O texto de economia exige esforço extra do repórter para traduzir, em linguagem clara e acessível, a frieza dos números, os termos técnicos e herméticos usados pelas fontes de informação, pesquisas, balanços, relatórios e documentos do governo. É preciso, sobretudo, saber interpretar com simplicidade e agregar novos dados para projetar e oferecer ao leitor informações de tendências, para que ele possa planejar sua vida ou seu negócio (CALDAS, 2008, pp. 84-85).

Puliti (2013, p. 46) corrobora o autor citado ao afirmar que com as mudanças - que ocorriam no país e se refletiam na imprensa – os economistas teóricos que atuavam bastante nos jornais passaram a ser considerados muito acadêmicos. "Os jornalistas queriam informações de pessoas mais envolvidas com o cotidiano do nascente mercado financeiro".

Para explicar os termos técnicos das instituições financeiras, os jornais passaram a utilizar outras fontes como economistas de bancos, conforme elucida Puliti (2013, p. 46). Segundo a autora, mesmo hoje, estas fontes passam legitimidade para leitores e jornalistas mesmo que usem termos técnicos. Reforçando Putini, Lene (2009, p. 403) afirma que o papel desempenhado pelos economistas na composição do jornalismo de economia é deles serem "as principais fontes de informação e de análise que alimentam permanentemente essa editoria".

Nesse contexto, os economistas que compõem a elite dirigente do país foram, ao longo dos sucessivos planos econômicos, as principais fontes que alimentaram o noticiário das editorias da área, que passaram as informações sobre as medidas do governo e traduziram os fatos para jornalistas que, por sua vez, as repassaram ao público leigo, por meio das narrativas jornalísticas (LENE, 2009, p. 404).

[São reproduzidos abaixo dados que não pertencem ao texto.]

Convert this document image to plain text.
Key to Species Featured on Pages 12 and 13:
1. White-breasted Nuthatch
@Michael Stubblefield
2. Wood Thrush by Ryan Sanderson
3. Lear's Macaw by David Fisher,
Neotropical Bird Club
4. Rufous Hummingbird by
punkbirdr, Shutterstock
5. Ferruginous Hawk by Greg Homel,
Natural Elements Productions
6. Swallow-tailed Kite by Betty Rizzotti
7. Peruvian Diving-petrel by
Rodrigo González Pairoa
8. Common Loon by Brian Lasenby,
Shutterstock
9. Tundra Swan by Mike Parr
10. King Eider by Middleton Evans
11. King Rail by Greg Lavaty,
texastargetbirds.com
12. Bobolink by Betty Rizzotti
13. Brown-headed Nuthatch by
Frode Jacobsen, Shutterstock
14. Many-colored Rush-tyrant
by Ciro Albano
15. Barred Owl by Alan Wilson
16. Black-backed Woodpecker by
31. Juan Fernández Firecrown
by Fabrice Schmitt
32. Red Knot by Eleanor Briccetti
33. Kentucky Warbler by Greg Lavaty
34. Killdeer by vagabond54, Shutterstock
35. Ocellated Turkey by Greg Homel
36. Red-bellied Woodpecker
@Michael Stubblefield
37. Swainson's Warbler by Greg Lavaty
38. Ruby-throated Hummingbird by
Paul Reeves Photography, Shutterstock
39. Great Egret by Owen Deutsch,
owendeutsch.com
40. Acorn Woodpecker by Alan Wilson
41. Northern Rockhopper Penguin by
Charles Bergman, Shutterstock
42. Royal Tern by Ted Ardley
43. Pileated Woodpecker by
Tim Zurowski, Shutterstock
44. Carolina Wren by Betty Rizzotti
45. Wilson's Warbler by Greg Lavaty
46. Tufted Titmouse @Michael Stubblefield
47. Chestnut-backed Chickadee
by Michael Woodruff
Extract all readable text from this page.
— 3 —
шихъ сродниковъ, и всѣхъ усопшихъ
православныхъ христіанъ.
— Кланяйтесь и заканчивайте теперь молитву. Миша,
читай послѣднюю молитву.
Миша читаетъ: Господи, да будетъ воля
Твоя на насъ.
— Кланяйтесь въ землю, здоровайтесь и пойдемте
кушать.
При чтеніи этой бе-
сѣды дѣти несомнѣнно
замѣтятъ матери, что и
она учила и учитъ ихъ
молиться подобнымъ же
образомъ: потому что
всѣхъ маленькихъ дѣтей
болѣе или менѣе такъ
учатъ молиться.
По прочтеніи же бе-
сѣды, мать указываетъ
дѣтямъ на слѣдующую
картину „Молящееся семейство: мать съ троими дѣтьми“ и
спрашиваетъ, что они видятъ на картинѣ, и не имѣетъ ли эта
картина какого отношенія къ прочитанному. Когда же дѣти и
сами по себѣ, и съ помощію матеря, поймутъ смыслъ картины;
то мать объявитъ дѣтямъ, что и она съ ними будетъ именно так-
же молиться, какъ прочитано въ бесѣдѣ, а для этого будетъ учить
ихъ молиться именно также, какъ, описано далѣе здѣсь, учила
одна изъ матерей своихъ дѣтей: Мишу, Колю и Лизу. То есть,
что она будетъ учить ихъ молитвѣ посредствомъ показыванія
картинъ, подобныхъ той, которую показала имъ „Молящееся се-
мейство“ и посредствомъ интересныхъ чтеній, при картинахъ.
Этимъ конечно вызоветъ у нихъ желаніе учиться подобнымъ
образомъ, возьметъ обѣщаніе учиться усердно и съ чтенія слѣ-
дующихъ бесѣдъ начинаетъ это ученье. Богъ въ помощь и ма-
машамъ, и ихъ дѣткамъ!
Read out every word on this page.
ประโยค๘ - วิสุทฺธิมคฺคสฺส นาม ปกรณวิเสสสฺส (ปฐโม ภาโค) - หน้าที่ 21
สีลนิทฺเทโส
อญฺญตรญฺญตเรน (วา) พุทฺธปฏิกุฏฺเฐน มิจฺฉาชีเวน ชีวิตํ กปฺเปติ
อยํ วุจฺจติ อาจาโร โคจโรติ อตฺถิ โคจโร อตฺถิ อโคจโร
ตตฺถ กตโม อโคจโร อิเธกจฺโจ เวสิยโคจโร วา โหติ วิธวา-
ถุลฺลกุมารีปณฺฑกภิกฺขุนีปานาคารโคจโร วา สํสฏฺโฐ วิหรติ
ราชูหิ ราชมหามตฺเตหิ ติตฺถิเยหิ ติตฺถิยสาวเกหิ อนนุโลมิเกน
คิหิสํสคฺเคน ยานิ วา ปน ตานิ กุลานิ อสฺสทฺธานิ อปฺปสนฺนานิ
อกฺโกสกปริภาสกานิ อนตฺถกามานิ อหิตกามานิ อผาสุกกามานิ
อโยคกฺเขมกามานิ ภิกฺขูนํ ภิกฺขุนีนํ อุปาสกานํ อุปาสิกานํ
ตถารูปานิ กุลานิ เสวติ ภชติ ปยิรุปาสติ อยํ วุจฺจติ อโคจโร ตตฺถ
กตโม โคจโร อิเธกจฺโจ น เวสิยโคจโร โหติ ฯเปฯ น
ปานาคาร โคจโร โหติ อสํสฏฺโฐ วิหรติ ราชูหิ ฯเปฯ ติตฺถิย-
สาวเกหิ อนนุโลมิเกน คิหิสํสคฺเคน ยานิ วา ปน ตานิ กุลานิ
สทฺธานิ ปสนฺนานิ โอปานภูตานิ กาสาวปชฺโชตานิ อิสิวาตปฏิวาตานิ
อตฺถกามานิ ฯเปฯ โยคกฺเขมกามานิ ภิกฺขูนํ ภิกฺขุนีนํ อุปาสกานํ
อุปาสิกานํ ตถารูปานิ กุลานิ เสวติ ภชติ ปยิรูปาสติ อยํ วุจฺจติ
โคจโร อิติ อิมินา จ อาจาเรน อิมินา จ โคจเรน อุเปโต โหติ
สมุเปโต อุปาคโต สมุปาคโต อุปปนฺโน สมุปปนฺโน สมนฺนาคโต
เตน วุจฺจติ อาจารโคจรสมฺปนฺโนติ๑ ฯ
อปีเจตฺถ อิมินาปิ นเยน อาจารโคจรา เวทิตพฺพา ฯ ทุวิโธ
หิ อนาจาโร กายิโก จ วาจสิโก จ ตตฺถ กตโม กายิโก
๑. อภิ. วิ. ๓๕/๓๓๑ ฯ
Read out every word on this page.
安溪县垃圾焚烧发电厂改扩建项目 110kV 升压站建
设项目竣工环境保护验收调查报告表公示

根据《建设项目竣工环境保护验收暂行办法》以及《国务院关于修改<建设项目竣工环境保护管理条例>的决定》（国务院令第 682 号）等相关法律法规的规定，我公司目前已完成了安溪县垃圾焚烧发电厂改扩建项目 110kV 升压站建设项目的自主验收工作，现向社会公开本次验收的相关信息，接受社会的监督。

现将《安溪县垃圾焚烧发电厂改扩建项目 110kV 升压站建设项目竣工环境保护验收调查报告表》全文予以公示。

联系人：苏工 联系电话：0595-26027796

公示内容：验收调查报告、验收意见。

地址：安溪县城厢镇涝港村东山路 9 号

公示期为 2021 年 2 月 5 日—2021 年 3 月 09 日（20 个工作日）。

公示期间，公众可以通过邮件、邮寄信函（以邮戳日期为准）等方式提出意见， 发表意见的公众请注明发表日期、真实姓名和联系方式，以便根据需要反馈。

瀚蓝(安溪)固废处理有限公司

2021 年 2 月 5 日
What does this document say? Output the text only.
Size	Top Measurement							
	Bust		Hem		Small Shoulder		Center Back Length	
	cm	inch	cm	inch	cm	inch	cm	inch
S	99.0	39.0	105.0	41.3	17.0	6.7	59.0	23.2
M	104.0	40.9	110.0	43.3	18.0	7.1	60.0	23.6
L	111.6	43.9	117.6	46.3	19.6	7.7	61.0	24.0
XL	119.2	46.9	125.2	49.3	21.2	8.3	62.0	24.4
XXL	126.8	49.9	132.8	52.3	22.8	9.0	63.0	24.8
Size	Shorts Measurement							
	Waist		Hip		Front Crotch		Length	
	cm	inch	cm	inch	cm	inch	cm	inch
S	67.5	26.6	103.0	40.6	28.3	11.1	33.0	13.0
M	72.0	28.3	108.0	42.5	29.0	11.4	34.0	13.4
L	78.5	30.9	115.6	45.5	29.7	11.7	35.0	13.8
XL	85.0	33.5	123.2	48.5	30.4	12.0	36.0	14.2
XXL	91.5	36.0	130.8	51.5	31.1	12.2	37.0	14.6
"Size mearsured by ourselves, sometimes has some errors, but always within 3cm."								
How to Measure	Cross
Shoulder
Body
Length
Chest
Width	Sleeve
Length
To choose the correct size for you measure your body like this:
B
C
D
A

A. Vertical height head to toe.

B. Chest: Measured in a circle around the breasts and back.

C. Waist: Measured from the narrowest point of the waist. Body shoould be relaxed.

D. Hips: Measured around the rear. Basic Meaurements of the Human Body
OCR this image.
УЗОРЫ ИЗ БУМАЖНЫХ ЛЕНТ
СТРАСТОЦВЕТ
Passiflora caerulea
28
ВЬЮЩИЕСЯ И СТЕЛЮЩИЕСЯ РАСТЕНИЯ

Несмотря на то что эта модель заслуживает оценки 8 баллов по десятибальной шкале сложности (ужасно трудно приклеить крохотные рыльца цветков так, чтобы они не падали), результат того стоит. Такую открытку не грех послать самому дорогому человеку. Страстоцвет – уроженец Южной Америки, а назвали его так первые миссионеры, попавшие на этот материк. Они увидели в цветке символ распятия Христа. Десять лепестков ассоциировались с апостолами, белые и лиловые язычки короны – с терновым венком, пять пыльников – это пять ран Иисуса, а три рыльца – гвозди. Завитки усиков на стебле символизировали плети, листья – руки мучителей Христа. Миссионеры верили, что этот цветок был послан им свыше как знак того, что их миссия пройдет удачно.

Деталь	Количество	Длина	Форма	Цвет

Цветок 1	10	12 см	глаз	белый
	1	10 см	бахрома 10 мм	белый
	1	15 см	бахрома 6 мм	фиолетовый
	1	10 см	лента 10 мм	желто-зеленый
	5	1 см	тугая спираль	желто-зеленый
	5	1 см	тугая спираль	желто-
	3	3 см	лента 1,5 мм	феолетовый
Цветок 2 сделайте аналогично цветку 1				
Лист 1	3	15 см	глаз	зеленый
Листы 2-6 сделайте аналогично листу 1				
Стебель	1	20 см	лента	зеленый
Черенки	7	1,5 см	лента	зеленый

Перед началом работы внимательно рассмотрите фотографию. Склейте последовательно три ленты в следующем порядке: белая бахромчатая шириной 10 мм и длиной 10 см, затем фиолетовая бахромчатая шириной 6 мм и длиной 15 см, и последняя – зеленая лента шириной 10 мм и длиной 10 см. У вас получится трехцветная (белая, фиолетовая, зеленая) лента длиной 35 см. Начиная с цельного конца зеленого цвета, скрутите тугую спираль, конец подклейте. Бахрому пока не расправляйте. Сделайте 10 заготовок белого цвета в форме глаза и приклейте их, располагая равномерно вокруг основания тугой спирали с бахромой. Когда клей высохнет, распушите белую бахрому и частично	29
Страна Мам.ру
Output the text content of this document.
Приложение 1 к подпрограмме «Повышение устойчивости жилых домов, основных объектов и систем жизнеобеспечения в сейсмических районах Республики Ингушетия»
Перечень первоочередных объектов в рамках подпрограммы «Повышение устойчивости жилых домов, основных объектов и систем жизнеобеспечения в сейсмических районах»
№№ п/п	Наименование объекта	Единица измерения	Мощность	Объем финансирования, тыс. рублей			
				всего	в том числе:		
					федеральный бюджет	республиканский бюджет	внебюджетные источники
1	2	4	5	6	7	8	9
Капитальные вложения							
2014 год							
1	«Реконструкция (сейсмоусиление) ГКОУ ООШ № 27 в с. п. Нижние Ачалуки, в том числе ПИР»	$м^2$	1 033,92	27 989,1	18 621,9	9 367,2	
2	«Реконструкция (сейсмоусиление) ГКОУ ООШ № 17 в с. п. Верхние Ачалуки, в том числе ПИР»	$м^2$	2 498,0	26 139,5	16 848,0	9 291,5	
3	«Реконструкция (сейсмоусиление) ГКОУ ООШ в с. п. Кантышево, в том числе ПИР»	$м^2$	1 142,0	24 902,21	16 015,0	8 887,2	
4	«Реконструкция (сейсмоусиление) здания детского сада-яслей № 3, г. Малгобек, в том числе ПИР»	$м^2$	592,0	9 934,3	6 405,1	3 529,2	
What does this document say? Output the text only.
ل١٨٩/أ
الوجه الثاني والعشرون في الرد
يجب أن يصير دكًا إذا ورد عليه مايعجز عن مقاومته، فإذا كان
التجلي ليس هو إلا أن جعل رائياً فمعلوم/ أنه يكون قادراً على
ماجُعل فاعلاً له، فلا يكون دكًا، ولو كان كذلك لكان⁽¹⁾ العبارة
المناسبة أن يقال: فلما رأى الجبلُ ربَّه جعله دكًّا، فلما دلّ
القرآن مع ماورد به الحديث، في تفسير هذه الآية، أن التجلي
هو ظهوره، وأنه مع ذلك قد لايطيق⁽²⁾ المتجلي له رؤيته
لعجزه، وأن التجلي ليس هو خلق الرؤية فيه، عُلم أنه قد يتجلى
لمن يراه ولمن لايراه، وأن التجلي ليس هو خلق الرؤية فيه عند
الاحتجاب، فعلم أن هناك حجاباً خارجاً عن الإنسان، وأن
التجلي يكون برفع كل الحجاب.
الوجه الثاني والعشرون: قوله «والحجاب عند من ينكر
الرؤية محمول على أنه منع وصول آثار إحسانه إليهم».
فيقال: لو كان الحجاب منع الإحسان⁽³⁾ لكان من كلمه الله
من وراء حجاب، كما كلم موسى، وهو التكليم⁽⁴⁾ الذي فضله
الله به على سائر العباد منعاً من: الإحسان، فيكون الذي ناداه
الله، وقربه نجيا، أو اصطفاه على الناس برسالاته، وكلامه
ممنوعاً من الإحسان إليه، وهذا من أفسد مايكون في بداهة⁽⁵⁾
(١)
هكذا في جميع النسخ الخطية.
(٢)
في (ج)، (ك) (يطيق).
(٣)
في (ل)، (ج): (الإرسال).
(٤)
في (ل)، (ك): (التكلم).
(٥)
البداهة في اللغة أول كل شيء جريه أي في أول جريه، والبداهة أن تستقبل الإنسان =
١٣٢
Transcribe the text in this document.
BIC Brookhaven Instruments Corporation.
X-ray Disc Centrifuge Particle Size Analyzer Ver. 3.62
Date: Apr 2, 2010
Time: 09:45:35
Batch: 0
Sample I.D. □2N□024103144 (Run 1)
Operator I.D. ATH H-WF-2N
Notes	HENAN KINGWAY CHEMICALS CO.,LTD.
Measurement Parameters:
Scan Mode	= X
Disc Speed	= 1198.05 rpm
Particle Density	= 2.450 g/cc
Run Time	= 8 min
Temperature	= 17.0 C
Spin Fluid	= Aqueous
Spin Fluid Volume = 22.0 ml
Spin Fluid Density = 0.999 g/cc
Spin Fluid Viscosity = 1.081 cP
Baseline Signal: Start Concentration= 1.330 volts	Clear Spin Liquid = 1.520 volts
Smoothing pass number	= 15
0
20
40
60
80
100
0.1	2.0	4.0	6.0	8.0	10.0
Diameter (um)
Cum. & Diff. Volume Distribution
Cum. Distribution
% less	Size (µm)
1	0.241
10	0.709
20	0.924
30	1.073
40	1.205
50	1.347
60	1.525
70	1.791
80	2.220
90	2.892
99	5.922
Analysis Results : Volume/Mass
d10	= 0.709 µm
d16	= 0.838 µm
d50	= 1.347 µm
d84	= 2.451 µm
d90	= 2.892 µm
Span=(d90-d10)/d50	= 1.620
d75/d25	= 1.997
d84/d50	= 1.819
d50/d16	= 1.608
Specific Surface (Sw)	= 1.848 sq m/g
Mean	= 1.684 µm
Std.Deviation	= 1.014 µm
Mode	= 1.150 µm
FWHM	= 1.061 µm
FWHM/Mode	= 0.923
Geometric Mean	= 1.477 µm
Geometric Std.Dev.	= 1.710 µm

Para Puliti (2009, p. 27), ao colaborar com os jornalistas, os agentes do mercado buscam influenciar a agenda político-econômica nacional, além de atrair clientes para suas instituições. Sobre o mesmo ponto, Lene (2009, p. 404) afirma que os economistas são legitimados pelos jornais e pelos jornalistas da área. Em contrapartida, os jornalistas de economia também são legitimados por essas fontes, pois os distinguem de outros profissionais "ao permitir que atuem como intermediários entre eles, com seu saber técnico, e o público leigo, com o conhecimento do senso comum".

Há, neste contexto, uma ligação entre os campos jornalístico e econômico. Neste caso, é a procura do respaldo técnico das informações prestadas junto ao campo econômico ao mesmo tempo em que os agentes do campo econômico aproveitam a visibilidade propiciada para legitimação junto ao seu próprio campo e aos demais campos. Além disso, a influência do campo jornalístico reforça as tendências dos agentes comprometidos com o campo político-econômico a submeterem-se à pressão das expectativas e das exigências da maioria.

A classe econômica organiza uma rede de apoio para legitimar e influenciar políticos, governo e sociedade. Essa rede é composta por imprensa e academia. "Os grupos de interesse querem a cooperação dos jornalistas para aparecer, e os jornalistas querem a cooperação desses grupos para ter notícias", afirma Puliti (2009, p. 63). A imprensa é importante nessa relação, pois é por meio dela que a agenda de interesses nacionais é fixada e apresentada para a sociedade.

Outra fonte recorrente no jornalismo de economia são as que compõem equipes do governo, ou seja, o jornalismo econômico brasileiro é bastante dependente de fontes oficiais, conforme destaca Lene (2009, p. 404). Sobre o apontado por Lene, Puliti (2009, p. 272) corrobora em pesquisa ao observar que a vertente ideológica da financeirização foi introduzida nos noticiários por discursos do próprio governo e não de banqueiros ou mesmo de economistas do mercado financeiro. Com isso, os "interesses do capital são colocados como sendo de amplo interesse nacional", aponta a pesquisadora.

Acerca da financeirização, o capítulo quatro abordará o tema e evidenciará como a financeirização da economia no sistema capitalista ocorreu. O que explica, portanto, os motivos pelos quais o jornalismo econômico tornou-se financeirizado.